Writing for ZDNet’s eWeek , Daniel Drew Turner notes that Mac OS X may be giving new life to alternative Web browser development besides just efforts from AOL/Time Warner and Microsoft. His comments come in a recently posted article entitled Developers offer new browsers for Mac OS X. Turner briefly examines as part of this growing trend Opera Software’s new Opera browser, iCab, and The Omni Group’s alternative, OmniWeb.
Opera is currently in beta testing, and the publicly available version works on Mac OS X’s “Classic” environment. Norway’s Opera Software is working on a Carbonized version, however. Opera Software CEO Jon von Tetzchner told Turner that building a Carbonized version of Opera to run natively under Mac OS X wasn’t too much of a problem, although doing a Cocoa version definitely presented some additional technical hurdles.
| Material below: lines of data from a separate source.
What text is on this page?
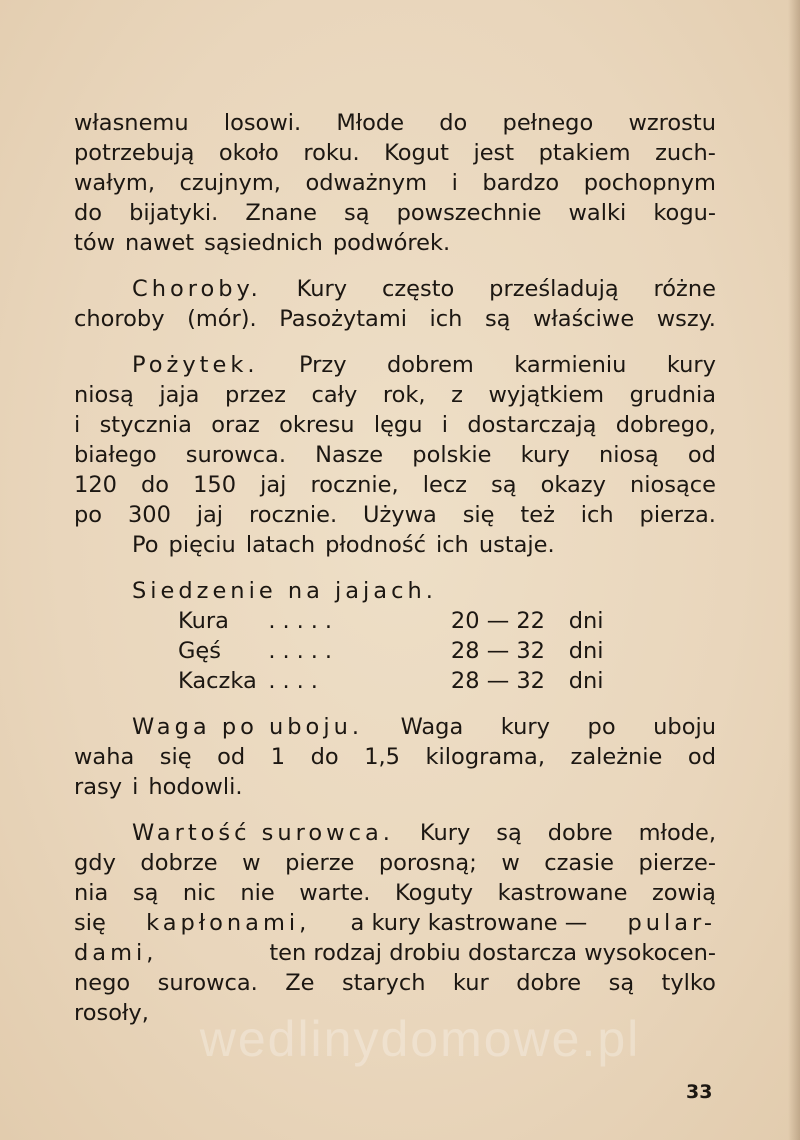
własnemu losowi. Młode do pełnego wzrostu
potrzebują około roku. Kogut jest ptakiem zuch-
wałym, czujnym, odważnym i bardzo pochopnym
do bijatyki. Znane są powszechnie walki kogu-
tów nawet sąsiednich podwórek.
Choroby. Kury często prześladują różne
choroby (mór). Pasożytami ich są właściwe wszy.
Pożytek. Przy dobrem karmieniu kury
niosą jaja przez cały rok, z wyjątkiem grudnia
i stycznia oraz okresu lęgu i dostarczają dobrego,
białego surowca. Nasze polskie kury niosą od
120 do 150 jaj rocznie, lecz są okazy niosące
po 300 jaj rocznie. Używa się też ich pierza.
Po pięciu latach płodność ich ustaje.
Siedzenie na jajach.
Kura	.....	20 — 22	dni
Gęś	.....	28 — 32	dni
Kaczka ....	28 — 32	dni
Waga po uboju. Waga kury po uboju
waha się od 1 do 1,5 kilograma, zależnie od
rasy i hodowli.
Wartość surowca. Kury są dobre młode,
gdy dobrze w pierze porosną; w czasie pierze-
nia są nic nie warte. Koguty kastrowane zowią
się kapłonami, a kury kastrowane — pular-
dami,	ten rodzaj drobiu dostarcza wysokocen-
nego surowca. Ze starych kur dobre są tylko
rosoły,	wedlinydomowe.pl
33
By comparison, The Omni Group — a long-time NeXTStep developer and a supporter of Mac OS X from the start — offers a Web browser called OmniWeb that has gained much popularity with Mac OS X users, especially since the first release version of OS X hit shelves in late March. The software has been built from the ground up as a Cocoa application, designed to run only on Mac OS X. Turner explained that OmniWeb is accordingly able to take full advantage of the new OS, but runs into compatibility problems with some Web pages.
Last on Turner’s list is iCab, a Web browser currently in development by a German development team. Right now iCab is distributing a freely available preview version of their browser, which they admit is missing some features, but unlike Opera, the iCab pre-release version is available in Carbonized form.